The rings of a tree document how quickly that tree grew. In the hands of a skilled scientist that can be translated into information about the environment in which the tree grew. Such records are useful because they stretch back thousands of years — far older than any direct measurements made by humans — and because trees are usually abundant where people live.
But when a tree’s growth is threatened by other factors like poor soil quality, the record it holds of climate start to become messier. The new technique applies a simple principle for picking the trees that hold the most pristine record of climate from each moment in history: simply selecting those that were growing the best. “The assumption is that those trees which are most successful in that year are more likely to be responding to large-scale climate,” Stine explained.

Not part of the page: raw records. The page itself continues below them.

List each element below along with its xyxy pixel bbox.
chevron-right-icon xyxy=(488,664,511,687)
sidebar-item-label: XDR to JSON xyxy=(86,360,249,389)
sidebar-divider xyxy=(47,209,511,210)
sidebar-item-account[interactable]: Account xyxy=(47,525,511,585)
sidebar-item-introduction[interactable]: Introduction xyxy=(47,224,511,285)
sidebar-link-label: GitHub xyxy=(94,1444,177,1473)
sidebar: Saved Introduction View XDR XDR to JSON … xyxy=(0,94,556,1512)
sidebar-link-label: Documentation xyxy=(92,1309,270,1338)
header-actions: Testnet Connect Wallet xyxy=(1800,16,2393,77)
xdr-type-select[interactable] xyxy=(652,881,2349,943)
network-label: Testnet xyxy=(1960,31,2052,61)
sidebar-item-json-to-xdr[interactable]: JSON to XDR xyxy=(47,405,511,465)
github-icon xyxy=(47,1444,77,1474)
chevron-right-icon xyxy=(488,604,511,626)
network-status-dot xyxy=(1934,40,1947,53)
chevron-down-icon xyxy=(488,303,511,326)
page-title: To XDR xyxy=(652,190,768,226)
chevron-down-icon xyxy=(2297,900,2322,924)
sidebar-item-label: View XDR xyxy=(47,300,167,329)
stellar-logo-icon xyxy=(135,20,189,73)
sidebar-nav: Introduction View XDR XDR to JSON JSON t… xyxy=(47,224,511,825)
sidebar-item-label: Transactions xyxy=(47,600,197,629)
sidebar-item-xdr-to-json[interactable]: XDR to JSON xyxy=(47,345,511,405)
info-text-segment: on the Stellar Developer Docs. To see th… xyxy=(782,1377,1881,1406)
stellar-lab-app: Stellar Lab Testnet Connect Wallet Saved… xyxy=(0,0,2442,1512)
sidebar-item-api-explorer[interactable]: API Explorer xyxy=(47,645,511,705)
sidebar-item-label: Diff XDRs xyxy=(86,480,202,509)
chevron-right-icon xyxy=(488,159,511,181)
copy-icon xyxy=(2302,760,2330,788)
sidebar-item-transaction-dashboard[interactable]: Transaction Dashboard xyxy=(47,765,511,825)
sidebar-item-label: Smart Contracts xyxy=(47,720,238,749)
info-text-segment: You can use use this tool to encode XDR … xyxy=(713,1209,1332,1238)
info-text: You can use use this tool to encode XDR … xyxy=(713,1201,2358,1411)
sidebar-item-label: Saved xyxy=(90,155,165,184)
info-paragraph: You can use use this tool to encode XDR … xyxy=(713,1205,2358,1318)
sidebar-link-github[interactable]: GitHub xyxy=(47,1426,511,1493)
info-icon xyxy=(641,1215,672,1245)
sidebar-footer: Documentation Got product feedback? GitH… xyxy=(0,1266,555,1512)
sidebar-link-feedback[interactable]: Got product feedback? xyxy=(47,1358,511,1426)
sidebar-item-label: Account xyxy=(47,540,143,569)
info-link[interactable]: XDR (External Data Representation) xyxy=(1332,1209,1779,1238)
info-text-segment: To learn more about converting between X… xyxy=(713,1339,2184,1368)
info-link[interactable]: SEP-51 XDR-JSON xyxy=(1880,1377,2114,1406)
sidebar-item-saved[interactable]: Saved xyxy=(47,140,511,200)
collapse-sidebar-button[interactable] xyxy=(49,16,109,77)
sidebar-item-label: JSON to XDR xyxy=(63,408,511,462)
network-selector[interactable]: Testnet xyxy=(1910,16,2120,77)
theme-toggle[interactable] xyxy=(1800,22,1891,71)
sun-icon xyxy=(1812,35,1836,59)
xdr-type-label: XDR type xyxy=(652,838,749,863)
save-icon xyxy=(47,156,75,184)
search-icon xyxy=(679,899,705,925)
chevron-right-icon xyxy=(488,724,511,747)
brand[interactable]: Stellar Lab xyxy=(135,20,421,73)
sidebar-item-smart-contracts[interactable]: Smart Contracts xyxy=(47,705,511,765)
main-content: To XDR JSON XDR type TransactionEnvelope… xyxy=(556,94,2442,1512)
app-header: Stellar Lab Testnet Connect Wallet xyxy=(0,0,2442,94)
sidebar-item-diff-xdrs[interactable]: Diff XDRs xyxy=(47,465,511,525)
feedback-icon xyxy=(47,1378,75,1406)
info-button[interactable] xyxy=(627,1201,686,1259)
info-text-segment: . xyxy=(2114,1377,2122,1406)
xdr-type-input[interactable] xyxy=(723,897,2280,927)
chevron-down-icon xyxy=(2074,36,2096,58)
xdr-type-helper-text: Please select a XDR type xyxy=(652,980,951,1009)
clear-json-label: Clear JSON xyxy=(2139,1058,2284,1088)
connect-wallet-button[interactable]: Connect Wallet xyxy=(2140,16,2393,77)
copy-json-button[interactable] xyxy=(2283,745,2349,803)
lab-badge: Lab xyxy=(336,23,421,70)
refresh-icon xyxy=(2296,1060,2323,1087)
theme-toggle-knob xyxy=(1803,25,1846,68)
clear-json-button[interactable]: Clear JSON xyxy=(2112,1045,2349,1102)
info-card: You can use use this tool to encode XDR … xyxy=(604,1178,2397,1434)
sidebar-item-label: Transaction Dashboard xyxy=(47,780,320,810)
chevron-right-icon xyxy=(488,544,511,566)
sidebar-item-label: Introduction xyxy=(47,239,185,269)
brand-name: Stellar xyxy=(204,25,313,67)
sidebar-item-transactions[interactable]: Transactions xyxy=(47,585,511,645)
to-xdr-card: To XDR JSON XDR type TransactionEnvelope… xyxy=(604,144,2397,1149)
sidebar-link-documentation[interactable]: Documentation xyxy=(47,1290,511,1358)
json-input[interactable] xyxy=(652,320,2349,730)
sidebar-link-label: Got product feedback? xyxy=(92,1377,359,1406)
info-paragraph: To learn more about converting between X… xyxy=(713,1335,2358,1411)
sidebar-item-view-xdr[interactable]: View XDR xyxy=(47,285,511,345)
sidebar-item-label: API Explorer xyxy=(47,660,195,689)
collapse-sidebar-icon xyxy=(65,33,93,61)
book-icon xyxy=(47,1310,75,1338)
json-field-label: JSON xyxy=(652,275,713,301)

Testing that assumption on a worldwide database of tree-ring measurements includes studies by over 300 researchers around the world, Stine showed that he could get more precise measurements of past temperature and precipitation than current methods. Depending on how the math was applied, that could mean anywhere from a single-digit percent improvement to an estimate that’s 82 percent more accurate than those created using other methods. Stine reported the results earlier this month in the journal Paleoceanography and Paleoclimatology.
The key to improving those estimates was applying “Liebig’s Law of the Minimum,” the widely accepted idea that a plant’s growth is tied to the most limiting factor in its environment. For instance, a slight dip in rainfall won’t affect a tree’s growth if it’s already being stunted by an intense cold snap.

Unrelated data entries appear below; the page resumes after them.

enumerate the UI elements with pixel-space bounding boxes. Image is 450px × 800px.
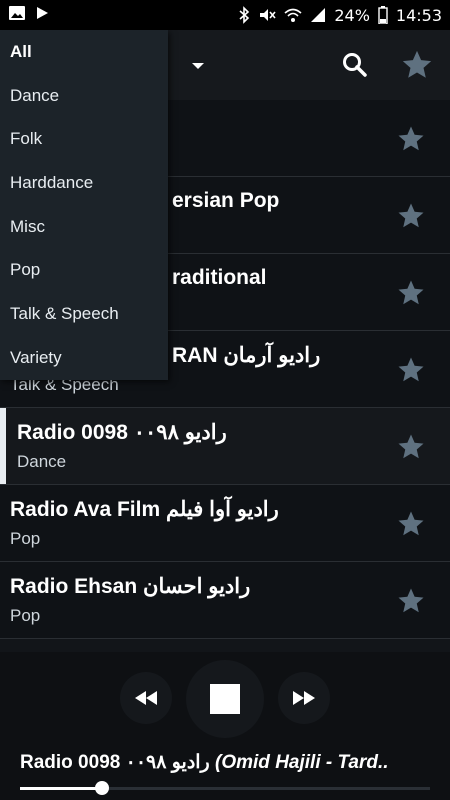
now-playing-text: Radio 0098 رادیو ۰۰۹۸ (Omid Hajili - Tar… (20, 751, 430, 774)
menu-item-variety[interactable]: Variety (0, 336, 168, 380)
menu-item-talk-speech[interactable]: Talk & Speech (0, 292, 168, 336)
wifi-icon (284, 6, 302, 24)
menu-item-pop[interactable]: Pop (0, 248, 168, 292)
bluetooth-icon (238, 6, 250, 24)
battery-icon (378, 6, 388, 24)
mute-icon (258, 6, 276, 24)
progress-thumb[interactable] (95, 781, 109, 795)
station-genre: Pop (10, 606, 41, 625)
station-row[interactable]: Radio Ava Film رادیو آوا فیلم Pop (0, 485, 450, 562)
station-genre: Pop (10, 529, 41, 548)
player-bar: Radio 0098 رادیو ۰۰۹۸ (Omid Hajili - Tar… (0, 652, 450, 800)
play-icon (34, 5, 50, 25)
star-icon[interactable] (396, 432, 426, 467)
station-title: Radio Ava Film رادیو آوا فیلم (10, 498, 279, 521)
progress-fill (20, 787, 102, 790)
star-icon[interactable] (396, 509, 426, 544)
search-icon[interactable] (340, 50, 370, 85)
station-title: ersian Pop (172, 189, 280, 212)
signal-icon (310, 7, 326, 23)
station-row-playing[interactable]: Radio 0098 رادیو ۰۰۹۸ Dance (0, 408, 450, 485)
star-icon[interactable] (396, 124, 426, 159)
now-playing-track: (Omid Hajili - Tard.. (215, 752, 389, 773)
rewind-icon (135, 691, 157, 705)
station-row[interactable]: Radio Ehsan رادیو احسان Pop (0, 562, 450, 639)
playback-progress[interactable] (20, 781, 430, 795)
menu-item-folk[interactable]: Folk (0, 117, 168, 161)
battery-level: 24% (334, 5, 370, 25)
image-icon (8, 4, 26, 26)
station-title: RAN رادیو آرمان (172, 344, 321, 367)
menu-item-dance[interactable]: Dance (0, 74, 168, 118)
chevron-down-icon[interactable] (190, 58, 206, 76)
clock: 14:53 (395, 5, 442, 25)
star-icon[interactable] (396, 355, 426, 390)
status-bar: 24% 14:53 (0, 0, 450, 30)
station-title: raditional (172, 266, 267, 289)
fast-forward-button[interactable] (278, 672, 330, 724)
stop-icon (210, 684, 240, 714)
station-title: Radio 0098 رادیو ۰۰۹۸ (17, 421, 227, 444)
star-icon[interactable] (396, 586, 426, 621)
station-title: Radio Ehsan رادیو احسان (10, 575, 251, 598)
station-genre: Dance (17, 452, 67, 471)
star-icon[interactable] (396, 278, 426, 313)
fast-forward-icon (293, 691, 315, 705)
favorites-star-icon[interactable] (400, 48, 434, 87)
genre-dropdown-menu: All Dance Folk Harddance Misc Pop Talk &… (0, 30, 168, 380)
rewind-button[interactable] (120, 672, 172, 724)
menu-item-all[interactable]: All (0, 30, 168, 74)
menu-item-misc[interactable]: Misc (0, 205, 168, 249)
menu-item-harddance[interactable]: Harddance (0, 161, 168, 205)
stop-button[interactable] (186, 660, 264, 738)
star-icon[interactable] (396, 201, 426, 236)
now-playing-station: Radio 0098 رادیو ۰۰۹۸ (20, 752, 210, 773)
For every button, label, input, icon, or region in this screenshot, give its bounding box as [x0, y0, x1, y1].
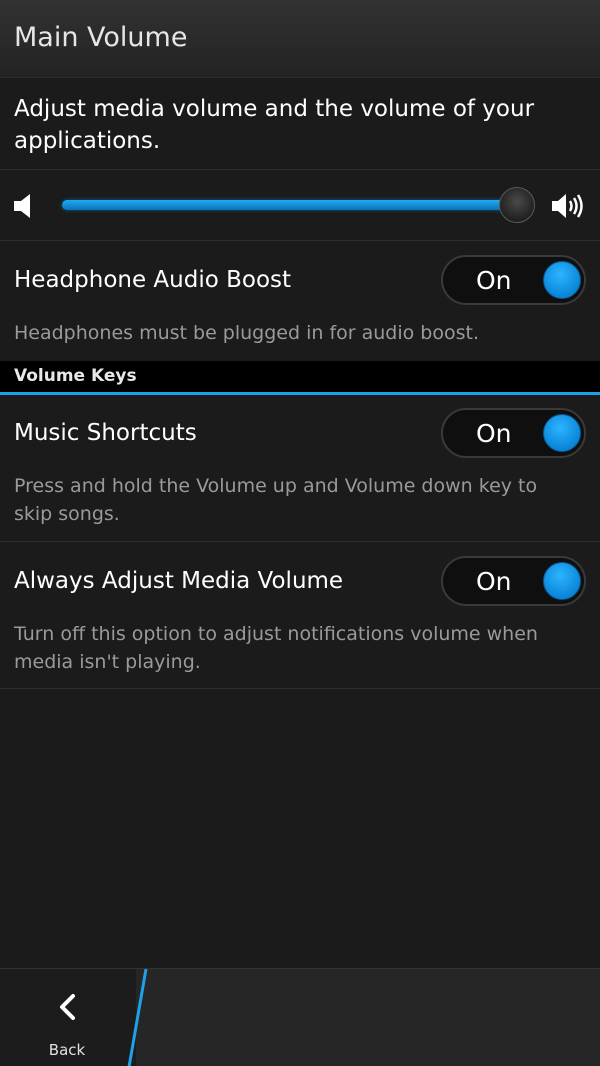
divider: [0, 688, 600, 689]
toggle-knob: [543, 261, 581, 299]
page-description: Adjust media volume and the volume of yo…: [14, 96, 535, 154]
divider: [0, 169, 600, 170]
action-bar: Back: [0, 968, 600, 1066]
music-shortcuts-toggle[interactable]: On: [441, 408, 586, 458]
toggle-state-label: On: [476, 567, 512, 596]
music-shortcuts-note: Press and hold the Volume up and Volume …: [14, 475, 538, 525]
main-volume-screen: Main Volume Adjust media volume and the …: [0, 0, 600, 1066]
volume-slider-fill: [62, 200, 517, 210]
section-header-volume-keys: Volume Keys: [0, 361, 600, 395]
section-header-label: Volume Keys: [14, 366, 137, 386]
volume-slider-thumb[interactable]: [499, 187, 535, 223]
page-title: Main Volume: [14, 22, 188, 53]
toggle-knob: [543, 414, 581, 452]
headphone-audio-boost-label: Headphone Audio Boost: [14, 267, 292, 293]
back-button-label: Back: [48, 1041, 86, 1059]
always-adjust-media-volume-toggle[interactable]: On: [441, 556, 586, 606]
speaker-high-icon[interactable]: [550, 190, 586, 222]
toggle-knob: [543, 562, 581, 600]
toggle-state-label: On: [476, 266, 512, 295]
always-adjust-media-volume-label: Always Adjust Media Volume: [14, 568, 344, 594]
chevron-left-icon: [60, 994, 75, 1020]
back-button[interactable]: Back: [0, 969, 136, 1066]
action-bar-separator: [127, 969, 148, 1066]
title-bar: Main Volume: [0, 0, 600, 78]
headphone-audio-boost-toggle[interactable]: On: [441, 255, 586, 305]
speaker-low-icon[interactable]: [10, 190, 46, 222]
music-shortcuts-label: Music Shortcuts: [14, 420, 197, 446]
toggle-state-label: On: [476, 419, 512, 448]
divider: [0, 240, 600, 241]
volume-slider[interactable]: [62, 187, 536, 223]
divider: [0, 541, 600, 542]
headphone-audio-boost-note: Headphones must be plugged in for audio …: [14, 322, 480, 344]
always-adjust-media-volume-note: Turn off this option to adjust notificat…: [14, 623, 538, 673]
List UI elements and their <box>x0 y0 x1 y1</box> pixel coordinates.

“It’s a basic idea in ecology that’s old and well-understood,” said Stine. It’s the way that he applied it that’s novel. Because of Leibig’s law, he realized, a tree growing especially well is not likely to be held back by local factors like harmful insects, meaning that measurements of the tree’s growth will be tightly linked to the climate it’s experiencing.
Stine had presented the idea and tested it at smaller scales in the past, but this is the first demonstration that the method can improve past climate estimates for regions all over the world. There’s also reason to believe that the technique can be fine-tuned further: Stine says more work is needed to figure out the best way to apply the math to see the biggest advances.
And the stakes for making those improvements are high. “We have very short instrumental temperature and rainfall records,” said Stine. “And we’re living in a world where our theory tells us these things should be changing rapidly.”
This research was supported by National Science Foundation grant AGS-1405053.